そういったケースを多く体験してきたので、私などは、最初から、クライアントの要望を忠実に満たすようになってしまった。私の良い面でもあるし、悪い面でもある。

それでも、数々の受賞歴が示すように、いい作品と呼べるものを作ってきた。
インパクトのある外観デザイン、気持ちのよい内部空間。オーソドックスで使いやすい間取り。
そしてコストパフォーマンスが高い。

一般的な間取りが悪いわけではない。
私自身、自邸をつくる場合には、実験住宅のようなものを作りたい欲求があるのだが、おそらくは、オーソドックスなものを作るだろうと思う。
やはり、収納はある程度は欲しいものだし、ミニマムな極限のライフスタイルを続けれる自信はない。
ローンをくむのだから、コストパフォーマンスが高いほうがいいし、光熱費も少ないほうがいい。
断熱などもしっかりしていたいし。

間取りを遵守しながら、間取りを越えた空間を作り得るか。それが、建築家に課せられた命題であろう。

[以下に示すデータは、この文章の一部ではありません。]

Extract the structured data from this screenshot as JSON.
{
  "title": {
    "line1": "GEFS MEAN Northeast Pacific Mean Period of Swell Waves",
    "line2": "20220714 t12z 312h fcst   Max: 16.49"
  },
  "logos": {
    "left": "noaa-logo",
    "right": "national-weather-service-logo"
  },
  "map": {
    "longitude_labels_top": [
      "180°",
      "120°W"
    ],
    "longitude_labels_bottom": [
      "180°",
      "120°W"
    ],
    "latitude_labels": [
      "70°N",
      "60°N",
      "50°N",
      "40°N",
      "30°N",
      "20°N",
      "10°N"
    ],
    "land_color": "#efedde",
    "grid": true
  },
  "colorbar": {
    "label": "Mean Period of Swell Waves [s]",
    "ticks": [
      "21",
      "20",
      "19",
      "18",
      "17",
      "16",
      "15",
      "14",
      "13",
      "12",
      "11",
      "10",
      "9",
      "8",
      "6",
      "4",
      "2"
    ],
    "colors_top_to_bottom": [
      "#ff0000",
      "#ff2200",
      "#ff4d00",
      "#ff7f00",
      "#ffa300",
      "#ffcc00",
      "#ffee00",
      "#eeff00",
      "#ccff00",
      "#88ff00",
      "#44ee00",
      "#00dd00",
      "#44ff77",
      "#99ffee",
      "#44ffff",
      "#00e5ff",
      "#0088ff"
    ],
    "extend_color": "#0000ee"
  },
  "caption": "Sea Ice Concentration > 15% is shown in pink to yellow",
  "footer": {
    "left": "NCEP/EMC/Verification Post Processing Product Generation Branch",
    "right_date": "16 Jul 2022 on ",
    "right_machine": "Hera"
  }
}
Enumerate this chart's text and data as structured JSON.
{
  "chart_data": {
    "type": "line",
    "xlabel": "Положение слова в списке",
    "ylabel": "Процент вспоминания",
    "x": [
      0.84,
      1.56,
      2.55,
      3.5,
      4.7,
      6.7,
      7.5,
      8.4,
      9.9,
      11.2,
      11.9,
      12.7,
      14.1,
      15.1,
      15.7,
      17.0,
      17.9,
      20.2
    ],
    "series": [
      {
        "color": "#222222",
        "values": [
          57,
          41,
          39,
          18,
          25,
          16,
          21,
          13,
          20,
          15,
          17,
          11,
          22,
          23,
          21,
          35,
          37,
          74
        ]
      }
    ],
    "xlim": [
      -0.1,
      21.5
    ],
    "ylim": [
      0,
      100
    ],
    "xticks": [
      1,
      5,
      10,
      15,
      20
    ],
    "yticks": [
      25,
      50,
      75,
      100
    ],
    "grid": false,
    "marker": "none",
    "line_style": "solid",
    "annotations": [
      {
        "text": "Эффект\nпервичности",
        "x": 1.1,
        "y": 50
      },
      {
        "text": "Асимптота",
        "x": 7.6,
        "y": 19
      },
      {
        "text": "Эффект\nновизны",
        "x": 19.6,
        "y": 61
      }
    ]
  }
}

このままの私であってもいいように思うし、もっと変化しなければいけないような気もする。
私自身の認識でいえば、私の作る住宅はごくごくオーソドックス。そういった認識だ。

オーソドックスゆえに、これまで多くの住宅をてがけさせていただいた。
奇抜なものを追求するあまり、作品数にめぐまれない建築家も多い。
奇抜なものを求める層が圧倒的に少ないので、それは当然の帰着である。

まだまだ道なかばの私。40代の建築家もひよっこの部類。80代で円熟味のある建築を作る。そういった芸の世界だ。

確固たるスタイルが出来上がったと思う反面、変化していきたいという思いも募る、悩ましくも幸福な40代を過ごさせていただいている。